На пятый день (или на шестой? Он сбился со счёта, пытаясь вести календарь, но цифры в его голове путались, а солнце за грязным окном вставало и садилось, кажется, уже без всякой связи с привычным двадцатичетырёхчасовым циклом) он сделал важное открытие, которое, возможно, спасло его рассудок. Он обнаружил, что, в отличие от других заражённых, которых он изредка видел из своего окна — те беспорядочно, хаотично бродили по двору, натыкаясь на стены и друг на друга, издавая непрерывные, леденящие душу стоны, — он мог стоять на месте часами. Абсолютно неподвижно. Не издавая ни единого звука.
Это было неестественно, это было жутко, это противоречило всем законам биологии и физиологии, но это работало. Ной обнаружил эту способность случайно, когда в очередной раз выглядывал в окно. Он поймал себя на том, что стоит у подоконника уже, кажется, целую вечность, не шевелясь, не моргая, не дыша — потребность в дыхании, кстати, тоже почти исчезла, грудная клетка лишь изредка совершала слабые, поверхностные движения, словно лёгкие забыли, как работать, а тело научилось обходиться без кислорода. Он стоял, как статуя, как изваяние, как предмет мебели, и это получалось у него совершенно естественно, без малейших усилий. Без той мучительной борьбы с непослушным телом, которая требовалась для любого активного движения. Стоять на месте было легко, приятно, почти комфортно.
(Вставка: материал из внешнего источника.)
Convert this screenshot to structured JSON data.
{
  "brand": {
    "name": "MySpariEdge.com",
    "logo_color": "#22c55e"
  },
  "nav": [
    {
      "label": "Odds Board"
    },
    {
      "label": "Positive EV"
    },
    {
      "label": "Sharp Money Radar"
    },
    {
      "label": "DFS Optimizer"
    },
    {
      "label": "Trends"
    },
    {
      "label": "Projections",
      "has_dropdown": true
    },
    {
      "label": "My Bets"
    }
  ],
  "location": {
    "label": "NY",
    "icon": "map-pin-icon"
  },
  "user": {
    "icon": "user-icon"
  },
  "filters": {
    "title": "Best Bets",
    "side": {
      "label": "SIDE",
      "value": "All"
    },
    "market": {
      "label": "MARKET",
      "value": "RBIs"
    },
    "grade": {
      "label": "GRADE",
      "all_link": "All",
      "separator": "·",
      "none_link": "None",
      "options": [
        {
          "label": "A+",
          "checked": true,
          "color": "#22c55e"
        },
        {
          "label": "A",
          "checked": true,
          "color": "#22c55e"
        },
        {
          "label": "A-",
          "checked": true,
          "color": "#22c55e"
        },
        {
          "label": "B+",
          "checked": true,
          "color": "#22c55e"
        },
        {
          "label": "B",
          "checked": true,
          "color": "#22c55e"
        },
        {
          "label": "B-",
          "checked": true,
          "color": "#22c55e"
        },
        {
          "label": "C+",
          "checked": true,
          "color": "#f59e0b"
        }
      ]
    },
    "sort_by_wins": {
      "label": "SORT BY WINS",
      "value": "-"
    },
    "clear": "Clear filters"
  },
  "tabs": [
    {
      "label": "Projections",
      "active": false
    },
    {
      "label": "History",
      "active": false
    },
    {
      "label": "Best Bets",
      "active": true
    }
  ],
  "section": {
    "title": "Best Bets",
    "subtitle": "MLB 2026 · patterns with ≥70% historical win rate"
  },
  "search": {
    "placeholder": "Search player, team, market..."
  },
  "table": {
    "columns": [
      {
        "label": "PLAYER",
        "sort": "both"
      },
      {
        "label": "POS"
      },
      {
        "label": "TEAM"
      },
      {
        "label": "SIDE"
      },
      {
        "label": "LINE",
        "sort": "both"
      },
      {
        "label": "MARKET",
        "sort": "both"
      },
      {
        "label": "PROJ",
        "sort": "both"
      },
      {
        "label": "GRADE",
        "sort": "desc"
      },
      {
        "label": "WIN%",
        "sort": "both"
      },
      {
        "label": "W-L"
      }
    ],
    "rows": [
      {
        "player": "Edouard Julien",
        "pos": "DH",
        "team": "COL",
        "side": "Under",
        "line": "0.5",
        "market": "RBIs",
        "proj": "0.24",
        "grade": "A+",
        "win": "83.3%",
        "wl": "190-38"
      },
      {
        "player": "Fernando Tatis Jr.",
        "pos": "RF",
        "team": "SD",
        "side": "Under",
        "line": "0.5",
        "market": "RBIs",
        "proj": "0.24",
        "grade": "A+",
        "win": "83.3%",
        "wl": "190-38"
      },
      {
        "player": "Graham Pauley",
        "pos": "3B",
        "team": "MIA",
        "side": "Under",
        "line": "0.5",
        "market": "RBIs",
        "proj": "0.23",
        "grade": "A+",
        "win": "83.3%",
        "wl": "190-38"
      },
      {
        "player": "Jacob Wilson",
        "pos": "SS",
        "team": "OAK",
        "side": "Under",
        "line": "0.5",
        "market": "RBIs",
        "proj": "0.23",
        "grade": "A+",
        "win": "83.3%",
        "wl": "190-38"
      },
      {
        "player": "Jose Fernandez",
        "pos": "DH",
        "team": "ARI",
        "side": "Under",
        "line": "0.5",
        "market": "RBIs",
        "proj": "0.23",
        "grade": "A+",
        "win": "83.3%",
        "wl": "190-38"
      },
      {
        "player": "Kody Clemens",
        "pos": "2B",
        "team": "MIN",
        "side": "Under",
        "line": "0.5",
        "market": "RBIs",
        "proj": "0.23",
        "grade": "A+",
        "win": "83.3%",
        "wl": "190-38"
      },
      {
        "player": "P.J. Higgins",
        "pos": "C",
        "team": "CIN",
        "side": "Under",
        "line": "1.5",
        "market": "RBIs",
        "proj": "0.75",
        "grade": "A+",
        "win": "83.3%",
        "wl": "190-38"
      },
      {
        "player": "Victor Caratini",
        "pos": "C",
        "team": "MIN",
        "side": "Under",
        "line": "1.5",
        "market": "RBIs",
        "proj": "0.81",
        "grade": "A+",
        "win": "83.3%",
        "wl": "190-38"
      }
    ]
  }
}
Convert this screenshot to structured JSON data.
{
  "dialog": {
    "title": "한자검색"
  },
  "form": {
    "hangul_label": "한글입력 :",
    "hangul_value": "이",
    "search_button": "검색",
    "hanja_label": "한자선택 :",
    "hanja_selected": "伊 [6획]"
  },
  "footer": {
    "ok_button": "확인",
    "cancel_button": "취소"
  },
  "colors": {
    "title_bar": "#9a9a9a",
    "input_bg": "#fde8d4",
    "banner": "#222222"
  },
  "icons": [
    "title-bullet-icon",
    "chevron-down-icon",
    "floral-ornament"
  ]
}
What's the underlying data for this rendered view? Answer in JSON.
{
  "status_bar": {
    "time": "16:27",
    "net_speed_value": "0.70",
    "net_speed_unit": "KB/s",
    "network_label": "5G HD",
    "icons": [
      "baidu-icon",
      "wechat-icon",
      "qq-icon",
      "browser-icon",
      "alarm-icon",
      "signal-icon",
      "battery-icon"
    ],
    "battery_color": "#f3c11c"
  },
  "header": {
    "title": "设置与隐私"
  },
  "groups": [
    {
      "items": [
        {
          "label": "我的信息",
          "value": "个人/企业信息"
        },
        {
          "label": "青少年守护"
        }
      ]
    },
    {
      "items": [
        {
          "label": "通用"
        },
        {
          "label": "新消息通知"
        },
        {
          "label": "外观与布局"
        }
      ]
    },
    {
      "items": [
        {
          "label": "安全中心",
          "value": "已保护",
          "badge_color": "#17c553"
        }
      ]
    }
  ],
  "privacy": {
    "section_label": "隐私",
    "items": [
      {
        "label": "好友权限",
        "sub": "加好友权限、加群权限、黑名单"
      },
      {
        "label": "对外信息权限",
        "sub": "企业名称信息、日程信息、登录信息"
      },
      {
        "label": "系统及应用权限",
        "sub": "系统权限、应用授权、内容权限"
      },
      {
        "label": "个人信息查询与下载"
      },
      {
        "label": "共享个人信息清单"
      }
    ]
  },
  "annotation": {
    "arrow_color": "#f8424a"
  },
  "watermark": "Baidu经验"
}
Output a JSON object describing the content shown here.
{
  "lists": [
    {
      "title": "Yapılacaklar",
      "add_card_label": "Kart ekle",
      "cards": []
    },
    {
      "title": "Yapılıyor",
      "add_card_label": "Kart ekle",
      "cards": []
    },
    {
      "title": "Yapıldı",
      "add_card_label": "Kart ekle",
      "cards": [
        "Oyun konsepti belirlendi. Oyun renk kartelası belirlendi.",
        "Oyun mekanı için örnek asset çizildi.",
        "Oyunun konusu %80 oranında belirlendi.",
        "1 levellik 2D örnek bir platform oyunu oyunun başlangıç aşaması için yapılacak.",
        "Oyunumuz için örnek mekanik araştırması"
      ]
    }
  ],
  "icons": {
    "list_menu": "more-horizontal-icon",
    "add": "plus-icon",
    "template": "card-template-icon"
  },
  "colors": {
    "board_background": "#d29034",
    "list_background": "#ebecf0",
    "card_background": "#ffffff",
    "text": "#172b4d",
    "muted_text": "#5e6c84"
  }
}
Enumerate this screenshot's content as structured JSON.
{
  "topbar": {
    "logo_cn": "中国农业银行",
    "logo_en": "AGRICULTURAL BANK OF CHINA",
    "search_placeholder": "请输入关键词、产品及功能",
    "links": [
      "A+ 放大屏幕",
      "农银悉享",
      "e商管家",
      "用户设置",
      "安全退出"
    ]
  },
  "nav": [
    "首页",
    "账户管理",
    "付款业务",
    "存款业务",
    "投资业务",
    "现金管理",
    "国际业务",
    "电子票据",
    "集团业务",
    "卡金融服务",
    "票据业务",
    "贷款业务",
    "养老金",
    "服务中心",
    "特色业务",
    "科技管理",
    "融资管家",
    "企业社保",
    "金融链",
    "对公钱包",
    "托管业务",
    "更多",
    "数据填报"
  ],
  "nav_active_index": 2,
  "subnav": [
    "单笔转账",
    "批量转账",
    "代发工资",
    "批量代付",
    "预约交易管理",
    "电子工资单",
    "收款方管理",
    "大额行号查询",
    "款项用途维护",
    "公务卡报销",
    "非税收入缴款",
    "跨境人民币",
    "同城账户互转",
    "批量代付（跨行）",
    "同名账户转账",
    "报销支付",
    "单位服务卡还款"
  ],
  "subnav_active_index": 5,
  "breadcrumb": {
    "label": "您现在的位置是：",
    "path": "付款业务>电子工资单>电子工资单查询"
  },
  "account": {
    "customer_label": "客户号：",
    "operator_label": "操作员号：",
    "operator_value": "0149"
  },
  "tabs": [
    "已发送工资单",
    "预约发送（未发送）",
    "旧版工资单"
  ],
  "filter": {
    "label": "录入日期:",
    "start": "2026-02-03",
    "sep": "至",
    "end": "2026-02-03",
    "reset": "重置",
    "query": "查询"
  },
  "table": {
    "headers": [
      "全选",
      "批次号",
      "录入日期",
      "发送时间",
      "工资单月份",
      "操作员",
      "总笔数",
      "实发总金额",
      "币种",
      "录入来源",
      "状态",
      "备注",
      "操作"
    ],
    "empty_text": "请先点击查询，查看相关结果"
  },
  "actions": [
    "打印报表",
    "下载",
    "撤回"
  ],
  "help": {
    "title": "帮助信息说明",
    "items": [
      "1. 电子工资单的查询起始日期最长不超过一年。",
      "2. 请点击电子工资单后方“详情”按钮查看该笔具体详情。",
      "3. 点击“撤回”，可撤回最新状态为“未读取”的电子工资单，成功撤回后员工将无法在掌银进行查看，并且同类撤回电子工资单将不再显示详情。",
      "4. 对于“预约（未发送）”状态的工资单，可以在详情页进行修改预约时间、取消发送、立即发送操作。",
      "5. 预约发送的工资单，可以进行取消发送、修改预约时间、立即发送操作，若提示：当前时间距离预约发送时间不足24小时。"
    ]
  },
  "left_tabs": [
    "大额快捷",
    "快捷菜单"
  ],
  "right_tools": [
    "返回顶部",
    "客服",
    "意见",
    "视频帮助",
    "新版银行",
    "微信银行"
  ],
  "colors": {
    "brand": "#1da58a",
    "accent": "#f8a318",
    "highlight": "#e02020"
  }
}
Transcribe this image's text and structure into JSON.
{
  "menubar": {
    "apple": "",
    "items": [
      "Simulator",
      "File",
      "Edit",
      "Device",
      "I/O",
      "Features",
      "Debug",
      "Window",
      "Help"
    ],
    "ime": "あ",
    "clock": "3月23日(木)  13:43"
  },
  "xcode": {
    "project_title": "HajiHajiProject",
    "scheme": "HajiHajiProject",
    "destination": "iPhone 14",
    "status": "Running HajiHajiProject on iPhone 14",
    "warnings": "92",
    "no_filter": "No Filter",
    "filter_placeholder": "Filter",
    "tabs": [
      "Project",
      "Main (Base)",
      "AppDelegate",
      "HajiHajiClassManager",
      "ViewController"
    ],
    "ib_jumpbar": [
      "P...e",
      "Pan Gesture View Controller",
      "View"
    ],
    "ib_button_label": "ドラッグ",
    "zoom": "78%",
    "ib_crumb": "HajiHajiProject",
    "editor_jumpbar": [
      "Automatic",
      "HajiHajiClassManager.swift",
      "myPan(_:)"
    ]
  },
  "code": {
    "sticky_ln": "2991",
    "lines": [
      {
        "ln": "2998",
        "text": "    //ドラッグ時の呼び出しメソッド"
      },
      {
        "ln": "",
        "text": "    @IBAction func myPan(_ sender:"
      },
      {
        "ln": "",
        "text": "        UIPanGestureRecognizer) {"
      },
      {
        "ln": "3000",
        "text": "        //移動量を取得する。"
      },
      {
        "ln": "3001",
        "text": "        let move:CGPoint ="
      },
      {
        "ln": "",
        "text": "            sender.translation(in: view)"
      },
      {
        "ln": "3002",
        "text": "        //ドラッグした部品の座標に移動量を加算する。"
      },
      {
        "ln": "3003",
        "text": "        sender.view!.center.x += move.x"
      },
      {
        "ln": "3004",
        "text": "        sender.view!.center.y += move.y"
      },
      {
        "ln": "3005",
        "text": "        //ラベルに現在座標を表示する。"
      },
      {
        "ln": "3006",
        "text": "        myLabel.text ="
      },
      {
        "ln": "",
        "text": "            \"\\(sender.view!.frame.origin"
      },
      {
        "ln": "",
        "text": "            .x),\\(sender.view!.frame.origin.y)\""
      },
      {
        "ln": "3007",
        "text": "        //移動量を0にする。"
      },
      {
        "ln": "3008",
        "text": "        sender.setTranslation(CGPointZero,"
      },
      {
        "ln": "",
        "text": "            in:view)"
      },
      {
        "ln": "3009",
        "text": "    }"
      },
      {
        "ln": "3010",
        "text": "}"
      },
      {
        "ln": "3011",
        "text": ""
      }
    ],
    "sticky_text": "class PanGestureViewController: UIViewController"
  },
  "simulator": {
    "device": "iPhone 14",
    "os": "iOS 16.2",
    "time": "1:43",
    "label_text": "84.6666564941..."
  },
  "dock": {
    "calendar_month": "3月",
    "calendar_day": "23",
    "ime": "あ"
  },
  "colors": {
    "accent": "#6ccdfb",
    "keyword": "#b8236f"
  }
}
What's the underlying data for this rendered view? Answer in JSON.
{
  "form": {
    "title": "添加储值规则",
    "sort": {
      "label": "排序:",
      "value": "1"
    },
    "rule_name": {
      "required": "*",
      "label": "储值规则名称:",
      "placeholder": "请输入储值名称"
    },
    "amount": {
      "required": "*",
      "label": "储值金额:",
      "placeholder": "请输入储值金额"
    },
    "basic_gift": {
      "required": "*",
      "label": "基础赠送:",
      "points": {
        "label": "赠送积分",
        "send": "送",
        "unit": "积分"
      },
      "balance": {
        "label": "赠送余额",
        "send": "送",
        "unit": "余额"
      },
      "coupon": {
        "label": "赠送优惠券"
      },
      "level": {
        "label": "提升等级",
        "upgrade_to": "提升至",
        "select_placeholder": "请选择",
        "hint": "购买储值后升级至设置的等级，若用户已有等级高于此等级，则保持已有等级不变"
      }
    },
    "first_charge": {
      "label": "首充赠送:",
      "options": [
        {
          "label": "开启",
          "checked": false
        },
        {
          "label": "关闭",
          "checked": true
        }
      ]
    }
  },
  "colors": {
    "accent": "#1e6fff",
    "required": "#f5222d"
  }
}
Это была уникальная способность, которой, насколько он мог судить по своим наблюдениям за «собратьями по несчастью» внизу, не обладал больше никто. И это была способность, которая могла помочь ему выжить. Или, по крайней мере, не быть уничтоженным военными патрулями, которые прочёсывали город квартал за кварталом.
Он начал экспериментировать. Осторожно, медленно, шаг за шагом. Сначала — просто стоять у окна, не шевелясь, наблюдая за тем, как солнце ползёт по серому декабрьскому небу, как тени удлиняются и укорачиваются, как редкие снежинки падают на карниз и тают, оставляя мокрые пятна. Затем — перемещаться по квартире, но не обычной, дёрганой походкой заражённого, а медленно, плавно, бесшумно, словно он крадётся к добыче. Словно он хищник, маскирующийся под ветер, под тень, под пустоту. Это требовало колоссальной концентрации, полного сосредоточения на каждом движении, на каждом сокращении мышц, но с каждым разом получалось всё лучше и лучше. Тело постепенно, нехотя, со скрипом, но подчинялось его воле. Подчинялось не вирусу, не инстинктам, а ему — Ною, человеку внутри монстра.
А потом он нашёл красную ветровку. Она валялась там же, где он её оставил в ночь трансформации — на спинке старого продавленного стула, придвинутого к обеденному столу. Скомканная, мятая, покрытая пятнами пота и ещё каких-то жидкостей, происхождение которых ему не хотелось выяснять. Но когда Ной увидел её — этот яркий, кричащий, вызывающий цвет запёкшейся крови в сером, унылом полумраке его квартиры, — что-то внутри него дрогнуло. Что-то, что он считал уже давно и безнадёжно умершим, погребённым под слоями новой, чужеродной плоти. Какая-то крошечная искра человечности, которую не смог погасить даже вирус.
Он протянул к ней свою руку — серую, с обломанными, почерневшими ногтями, с проступающими сквозь истончившуюся кожу тёмными, почти чёрными венами — и коснулся синтетической ткани. Ткань была холодной на ощупь, но его пальцы, утратившие почти всю тактильную чувствительность, всё равно узнали её. Узнали эту специфическую, чуть шершавую текстуру, этот характерный шуршащий звук, который она издавала при малейшем движении. И вместе с этим тактильным воспоминанием в его сознание хлынул целый поток образов, звуков и запахов из прошлой жизни. Ветер в лицо, когда он мчится на велосипеде по ночному проспекту, рассекая лужи. Термосумка за спиной, приятно согревающая лопатки в холодный ноябрьский вечер. Голос навигатора, монотонно диктующий маршрут. Лица клиентов — раздражённые, сонные, благодарные, испуганные. Запах пиццы и суши, пробивающийся сквозь термопакет. Свобода. Движение. Жизнь.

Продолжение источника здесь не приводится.